Cyber attacks flourish in an era of security fatigue
History has a way of repeating itself, and unfortunately, the recent Marks & Spencer (M&S) cyber hack is no exception. The €800 million knock to its share price since Easter is a stark reminder that some threats are simply too familiar to ignore.
We've seen this play out before in numerous high-profile cyber attacks, including the Health Service Executive hack of 2021, Wannacry in 2017, and the Sony hack of 2014. Even the Bangladesh bank heist of 2016 and the TJX (owner of TK Maxx) hack of the mid-2000s can be compared to the M&S breach.
What sets these attacks apart is that they all share a common thread - social engineering. In other words, a non-technical person was tricked into exposing vulnerabilities in the company's system.
The Expert View: Understanding the Complexity of Cyber Threats
Security expert Kevin Mitnick has a different take on this phenomenon. He argues that simply assuming the problem lies with an individual employee being "tricked" is oversimplifying the issue.
"If you know your weak point is your end user, then you should act to protect them," says Mitnick. "The question we need to be asking is what else needed to happen for this exploit to be possible?"
The Skills Shortage: A Compounding Problem
The skills shortage in IT security has been a persistent issue since pre-pandemic times. Google any of the mentioned cyber hacks, and concerns about the availability of skilled IT security staff will likely be found in most coverage.

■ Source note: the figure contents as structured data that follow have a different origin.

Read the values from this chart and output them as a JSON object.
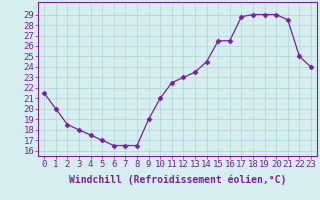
{
  "x": [
    0,
    1,
    2,
    3,
    4,
    5,
    6,
    7,
    8,
    9,
    10,
    11,
    12,
    13,
    14,
    15,
    16,
    17,
    18,
    19,
    20,
    21,
    22,
    23
  ],
  "y": [
    21.5,
    20.0,
    18.5,
    18.0,
    17.5,
    17.0,
    16.5,
    16.5,
    16.5,
    19.0,
    21.0,
    22.5,
    23.0,
    23.5,
    24.5,
    26.5,
    26.5,
    28.8,
    29.0,
    29.0,
    29.0,
    28.5,
    25.0,
    24.0
  ],
  "line_color": "#7b1fa2",
  "marker": "D",
  "marker_size": 2.5,
  "bg_color": "#d6eef0",
  "grid_color": "#b0d4d8",
  "xlabel": "Windchill (Refroidissement éolien,°C)",
  "ylabel": "",
  "title": "",
  "xlim": [
    -0.5,
    23.5
  ],
  "ylim": [
    15.5,
    30.2
  ],
  "yticks": [
    16,
    17,
    18,
    19,
    20,
    21,
    22,
    23,
    24,
    25,
    26,
    27,
    28,
    29
  ],
  "xticks": [
    0,
    1,
    2,
    3,
    4,
    5,
    6,
    7,
    8,
    9,
    10,
    11,
    12,
    13,
    14,
    15,
    16,
    17,
    18,
    19,
    20,
    21,
    22,
    23
  ],
  "tick_label_color": "#7b1fa2",
  "axis_color": "#7b1fa2",
  "font_size": 6.5,
  "xlabel_fontsize": 7
}
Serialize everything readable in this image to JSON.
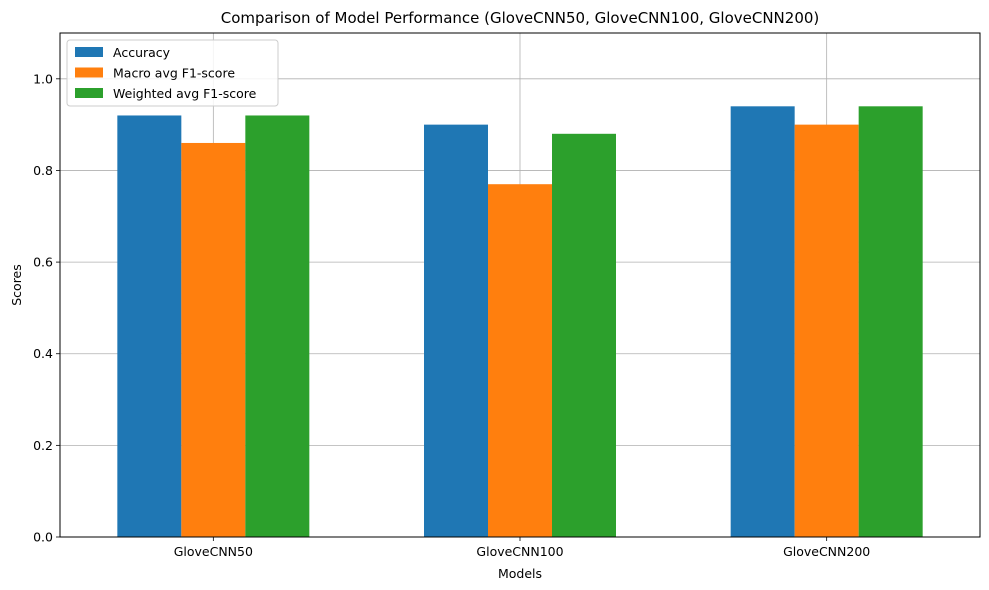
{
  "chart_data": {
    "type": "bar",
    "title": "Comparison of Model Performance (GloveCNN50, GloveCNN100, GloveCNN200)",
    "xlabel": "Models",
    "ylabel": "Scores",
    "categories": [
      "GloveCNN50",
      "GloveCNN100",
      "GloveCNN200"
    ],
    "series": [
      {
        "name": "Accuracy",
        "values": [
          0.92,
          0.9,
          0.94
        ],
        "color": "#1f77b4"
      },
      {
        "name": "Macro avg F1-score",
        "values": [
          0.86,
          0.77,
          0.9
        ],
        "color": "#ff7f0e"
      },
      {
        "name": "Weighted avg F1-score",
        "values": [
          0.92,
          0.88,
          0.94
        ],
        "color": "#2ca02c"
      }
    ],
    "ylim": [
      0,
      1.1
    ],
    "yticks": [
      "0.0",
      "0.2",
      "0.4",
      "0.6",
      "0.8",
      "1.0"
    ],
    "grid": true,
    "legend_position": "top-left"
  }
}
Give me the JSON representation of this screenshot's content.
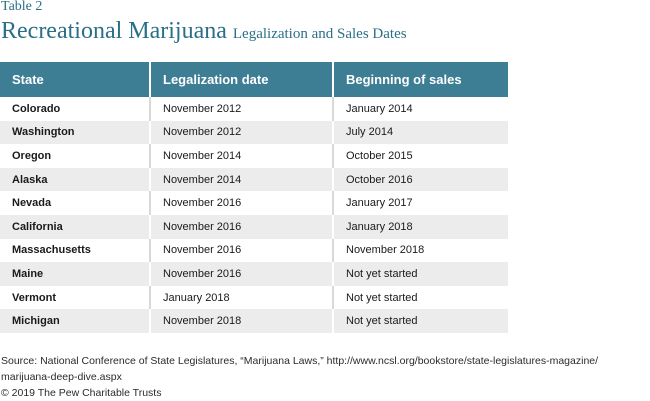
{
  "table_number": "Table 2",
  "title": "Recreational Marijuana",
  "subtitle": "Legalization and Sales Dates",
  "columns": [
    "State",
    "Legalization date",
    "Beginning of sales"
  ],
  "rows": [
    [
      "Colorado",
      "November 2012",
      "January 2014"
    ],
    [
      "Washington",
      "November 2012",
      "July 2014"
    ],
    [
      "Oregon",
      "November 2014",
      "October 2015"
    ],
    [
      "Alaska",
      "November 2014",
      "October 2016"
    ],
    [
      "Nevada",
      "November 2016",
      "January 2017"
    ],
    [
      "California",
      "November 2016",
      "January 2018"
    ],
    [
      "Massachusetts",
      "November 2016",
      "November 2018"
    ],
    [
      "Maine",
      "November 2016",
      "Not yet started"
    ],
    [
      "Vermont",
      "January 2018",
      "Not yet started"
    ],
    [
      "Michigan",
      "November 2018",
      "Not yet started"
    ]
  ],
  "source_line1": "Source: National Conference of State Legislatures, “Marijuana Laws,” http://www.ncsl.org/bookstore/state-legislatures-magazine/",
  "source_line2": "marijuana-deep-dive.aspx",
  "copyright": "© 2019 The Pew Charitable Trusts",
  "colors": {
    "accent": "#2a6f87",
    "header_bg": "#3e7e95",
    "stripe": "#ececec"
  }
}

This is not just a short-term problem; it's a decades-long issue that's compounding with time. Security fatigue plays a significant role in this, where every time a security expert warns a business of a potential threat, it becomes "noise" and apathy sets in.
The Perfect Storm: Macro Conditions and Business Priorities
Current macro conditions are ideal for emboldening both high-grade professional hackers and state-level actors. Global tensions over tariffs present an opportunity for nefarious actors to strike.
Business leaders are stretched thin with priorities, and the under-resourcing of IT teams globally provides a low-hanging fruit waiting to be picked off.
A Call to Action: Rethinking Security Strategies
While it's grim-looking that M&S will likely be followed by more hacks, there's still hope for reducing the likelihood substantially in the near and long term. The Mitnick mindset needs to be at the core of security.
"Protecting that point of vulnerability should be about doing everything possible so that it never has to worry about being targeted," he emphasizes. This requires IT protocols in place to prevent the weak link from bringing down the entire system inadvertently.
The Long-Term Strategy: Developing IT Talent
The short-term strategy is crucial, but the long-term approach requires a rethinking of how we develop IT talent. We need more pipelines - both through apprenticeships and lifelong upskilling.
"Anything less than that is putting a band-aid on a bullet wound," emphasizes Mitnick. The Marks & Spencer hack was costly and avoidable, but it feels inevitable that another hack will show industry has learned nothing from it if we don't change our approach to security.